Когда после долгого ожидания служащий выкликнул наконец его фамилию, Эдано Ичиро одернул китель и решительно направился к двери, за которой заседала комиссия. Его утомило не столько само ожидание, сколько молчание соседей по очереди, подозрительность, с которой они относились друг к другу, хотя никто не проронил ни слова. Возможно, потому что были незнакомы, поскольку находились в разных лагерях. Комиссия по проверке знала, что делала, и учла подобную психологическую подготовку перед опросом.
Войдя в длинную, узкую комнату, Эдано увидел несколько чиновников. Полнолицый, хорошо одетый человек – председатель комиссии – переспросил у него фамилию и звание. Если бы Тарада – Хомма был жив, он сразу бы узнал в нем бывшего подполковника из второго управления штаба уже несуществующей Квантунской армии.

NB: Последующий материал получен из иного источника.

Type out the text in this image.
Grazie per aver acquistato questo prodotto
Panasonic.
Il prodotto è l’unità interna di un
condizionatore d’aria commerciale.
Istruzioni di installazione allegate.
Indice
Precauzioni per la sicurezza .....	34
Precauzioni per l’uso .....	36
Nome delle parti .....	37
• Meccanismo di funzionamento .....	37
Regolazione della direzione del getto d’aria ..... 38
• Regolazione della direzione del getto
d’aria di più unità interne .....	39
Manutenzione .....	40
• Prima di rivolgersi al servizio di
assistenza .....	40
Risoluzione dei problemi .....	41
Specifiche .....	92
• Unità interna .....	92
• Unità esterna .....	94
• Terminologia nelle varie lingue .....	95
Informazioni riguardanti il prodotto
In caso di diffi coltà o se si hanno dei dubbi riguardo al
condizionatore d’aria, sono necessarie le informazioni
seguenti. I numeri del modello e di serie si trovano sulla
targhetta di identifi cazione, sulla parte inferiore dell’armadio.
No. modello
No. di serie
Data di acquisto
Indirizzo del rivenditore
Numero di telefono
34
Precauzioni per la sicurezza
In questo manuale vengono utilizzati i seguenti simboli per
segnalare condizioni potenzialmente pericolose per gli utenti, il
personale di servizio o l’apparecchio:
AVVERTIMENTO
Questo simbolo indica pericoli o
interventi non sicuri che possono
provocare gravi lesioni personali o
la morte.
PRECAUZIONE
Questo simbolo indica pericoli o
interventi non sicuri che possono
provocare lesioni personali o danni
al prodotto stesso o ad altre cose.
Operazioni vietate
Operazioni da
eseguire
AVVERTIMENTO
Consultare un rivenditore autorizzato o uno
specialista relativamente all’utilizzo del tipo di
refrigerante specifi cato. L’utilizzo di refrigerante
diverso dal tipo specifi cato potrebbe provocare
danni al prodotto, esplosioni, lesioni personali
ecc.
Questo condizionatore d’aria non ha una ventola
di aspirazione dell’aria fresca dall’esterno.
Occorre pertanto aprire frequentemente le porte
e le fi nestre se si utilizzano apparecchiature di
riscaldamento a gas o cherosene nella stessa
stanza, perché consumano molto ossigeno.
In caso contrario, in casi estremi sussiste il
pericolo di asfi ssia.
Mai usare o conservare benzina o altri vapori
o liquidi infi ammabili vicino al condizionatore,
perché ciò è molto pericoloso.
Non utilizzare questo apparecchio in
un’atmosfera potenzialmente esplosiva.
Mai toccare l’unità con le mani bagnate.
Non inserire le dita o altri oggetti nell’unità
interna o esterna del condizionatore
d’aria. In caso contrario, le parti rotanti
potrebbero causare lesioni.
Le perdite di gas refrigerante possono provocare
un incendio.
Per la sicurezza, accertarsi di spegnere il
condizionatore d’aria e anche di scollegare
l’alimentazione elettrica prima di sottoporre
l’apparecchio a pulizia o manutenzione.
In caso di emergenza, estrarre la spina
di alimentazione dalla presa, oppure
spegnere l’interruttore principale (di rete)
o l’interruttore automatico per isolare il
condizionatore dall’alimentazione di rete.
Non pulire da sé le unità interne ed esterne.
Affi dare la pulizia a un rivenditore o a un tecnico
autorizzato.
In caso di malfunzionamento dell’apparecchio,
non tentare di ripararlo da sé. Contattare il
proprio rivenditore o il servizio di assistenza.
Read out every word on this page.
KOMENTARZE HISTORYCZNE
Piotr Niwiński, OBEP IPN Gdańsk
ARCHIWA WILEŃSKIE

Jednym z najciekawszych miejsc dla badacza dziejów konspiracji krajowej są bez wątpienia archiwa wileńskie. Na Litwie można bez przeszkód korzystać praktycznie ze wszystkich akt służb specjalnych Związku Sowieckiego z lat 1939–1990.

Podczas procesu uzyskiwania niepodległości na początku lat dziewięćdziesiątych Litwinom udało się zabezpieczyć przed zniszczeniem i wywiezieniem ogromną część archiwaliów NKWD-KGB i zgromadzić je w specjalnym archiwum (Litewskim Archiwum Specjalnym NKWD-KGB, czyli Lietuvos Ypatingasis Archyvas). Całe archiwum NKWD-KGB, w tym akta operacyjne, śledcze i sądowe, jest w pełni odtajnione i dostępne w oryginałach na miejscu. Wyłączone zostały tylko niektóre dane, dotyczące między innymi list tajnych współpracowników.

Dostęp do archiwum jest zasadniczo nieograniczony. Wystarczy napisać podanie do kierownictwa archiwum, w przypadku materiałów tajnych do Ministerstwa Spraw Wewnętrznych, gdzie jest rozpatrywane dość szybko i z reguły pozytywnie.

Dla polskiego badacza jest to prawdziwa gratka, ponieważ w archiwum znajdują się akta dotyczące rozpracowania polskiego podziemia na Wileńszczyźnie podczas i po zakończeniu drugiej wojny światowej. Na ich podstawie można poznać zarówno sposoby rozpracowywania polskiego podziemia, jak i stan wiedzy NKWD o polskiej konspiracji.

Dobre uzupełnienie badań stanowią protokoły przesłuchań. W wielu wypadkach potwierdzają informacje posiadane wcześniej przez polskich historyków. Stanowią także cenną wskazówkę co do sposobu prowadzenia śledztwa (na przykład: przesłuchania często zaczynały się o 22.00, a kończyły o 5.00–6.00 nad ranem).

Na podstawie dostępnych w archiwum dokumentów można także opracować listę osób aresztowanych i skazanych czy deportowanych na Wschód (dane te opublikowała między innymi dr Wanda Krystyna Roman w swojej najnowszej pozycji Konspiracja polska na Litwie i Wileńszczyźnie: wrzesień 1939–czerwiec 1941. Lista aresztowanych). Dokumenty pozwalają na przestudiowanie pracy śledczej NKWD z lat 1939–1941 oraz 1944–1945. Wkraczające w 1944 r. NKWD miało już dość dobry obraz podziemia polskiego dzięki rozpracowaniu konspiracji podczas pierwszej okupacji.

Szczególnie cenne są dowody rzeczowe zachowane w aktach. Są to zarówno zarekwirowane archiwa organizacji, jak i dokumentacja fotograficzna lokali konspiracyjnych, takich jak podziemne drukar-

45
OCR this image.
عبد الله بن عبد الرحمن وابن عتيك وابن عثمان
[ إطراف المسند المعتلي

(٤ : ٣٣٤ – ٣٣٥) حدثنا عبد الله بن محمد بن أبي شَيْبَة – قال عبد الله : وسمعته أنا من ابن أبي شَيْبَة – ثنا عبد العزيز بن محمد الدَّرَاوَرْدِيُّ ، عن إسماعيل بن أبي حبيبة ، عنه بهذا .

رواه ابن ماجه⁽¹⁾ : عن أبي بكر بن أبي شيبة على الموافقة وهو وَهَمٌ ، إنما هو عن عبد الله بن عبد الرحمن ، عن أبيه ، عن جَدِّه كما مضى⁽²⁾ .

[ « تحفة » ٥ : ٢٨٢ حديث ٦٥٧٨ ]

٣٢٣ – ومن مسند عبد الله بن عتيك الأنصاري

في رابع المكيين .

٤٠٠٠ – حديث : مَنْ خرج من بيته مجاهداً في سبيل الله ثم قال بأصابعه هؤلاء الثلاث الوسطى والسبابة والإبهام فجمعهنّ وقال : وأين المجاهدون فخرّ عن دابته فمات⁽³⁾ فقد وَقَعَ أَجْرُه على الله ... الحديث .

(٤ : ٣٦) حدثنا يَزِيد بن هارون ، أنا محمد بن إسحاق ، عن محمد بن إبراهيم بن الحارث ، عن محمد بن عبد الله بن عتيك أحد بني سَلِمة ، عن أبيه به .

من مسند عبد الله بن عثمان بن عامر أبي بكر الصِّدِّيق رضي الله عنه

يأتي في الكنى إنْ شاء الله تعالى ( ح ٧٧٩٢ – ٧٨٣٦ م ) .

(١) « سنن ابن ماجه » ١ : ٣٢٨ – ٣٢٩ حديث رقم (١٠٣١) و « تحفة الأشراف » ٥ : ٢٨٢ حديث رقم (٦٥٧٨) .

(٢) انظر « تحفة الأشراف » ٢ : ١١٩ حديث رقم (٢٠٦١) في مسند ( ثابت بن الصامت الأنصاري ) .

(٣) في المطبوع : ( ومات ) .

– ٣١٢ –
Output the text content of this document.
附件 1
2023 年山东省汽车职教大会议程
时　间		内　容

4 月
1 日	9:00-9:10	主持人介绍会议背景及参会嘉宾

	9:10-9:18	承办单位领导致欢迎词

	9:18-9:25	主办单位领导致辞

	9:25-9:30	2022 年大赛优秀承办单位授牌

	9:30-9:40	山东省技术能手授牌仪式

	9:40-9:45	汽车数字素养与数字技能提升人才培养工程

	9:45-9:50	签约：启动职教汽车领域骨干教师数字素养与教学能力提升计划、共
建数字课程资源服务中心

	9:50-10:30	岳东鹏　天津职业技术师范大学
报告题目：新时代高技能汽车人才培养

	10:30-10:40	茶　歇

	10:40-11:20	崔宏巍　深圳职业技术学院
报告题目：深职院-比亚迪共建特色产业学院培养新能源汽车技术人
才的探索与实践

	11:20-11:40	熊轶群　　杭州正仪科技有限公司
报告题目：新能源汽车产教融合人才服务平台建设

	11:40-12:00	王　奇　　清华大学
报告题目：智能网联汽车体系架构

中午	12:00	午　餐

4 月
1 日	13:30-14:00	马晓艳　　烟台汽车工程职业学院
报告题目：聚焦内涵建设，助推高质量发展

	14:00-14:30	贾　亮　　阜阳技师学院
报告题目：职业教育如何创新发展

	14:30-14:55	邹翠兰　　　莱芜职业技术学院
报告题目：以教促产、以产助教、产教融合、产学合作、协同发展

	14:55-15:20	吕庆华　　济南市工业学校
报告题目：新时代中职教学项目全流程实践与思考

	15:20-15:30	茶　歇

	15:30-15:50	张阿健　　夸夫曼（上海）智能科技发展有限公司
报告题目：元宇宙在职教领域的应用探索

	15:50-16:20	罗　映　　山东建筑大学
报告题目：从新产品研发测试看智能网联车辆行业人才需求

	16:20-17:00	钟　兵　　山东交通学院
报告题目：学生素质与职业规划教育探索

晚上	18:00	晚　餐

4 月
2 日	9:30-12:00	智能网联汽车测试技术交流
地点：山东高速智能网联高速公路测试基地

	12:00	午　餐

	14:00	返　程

Это он в августе сорок пятого года на окраине Мукдена инструктировал замаскировавшихся на случай плена разведчиков. Бывший подполковник, ныне чиновник министерства благосостояния, взял анкету Эдано, заполненную накануне, и бегло зачитав её, спросил, чем он думает заняться на родине, куда хочет выехать из лагеря.
– Только домой, господин начальник, – подчеркнуто браво вытянулся Эдано. – У меня там дед, жена, сын. Сына я ещё и не видел. Буду работать. В плену я стал строителем.
– Похвальное намерение! – кивнул головой председатель комиссии. – А разве вы отца не навестите? – остро посмотрел он сквозь стекла очков на Эдано. – Он, кажется, в Токио?
– Мне об этом писал дед, господин председатель! – напрягся Эдано, понимая, что допрос стал подходить к главному. – Но я почти не помню отца. Он покинул нас, когда я был ещё маленьким. Потом нам сообщили, что он погиб при крушении поезда. Я не знаю, как он ко мне отнесется, и поэтому поеду прямо домой.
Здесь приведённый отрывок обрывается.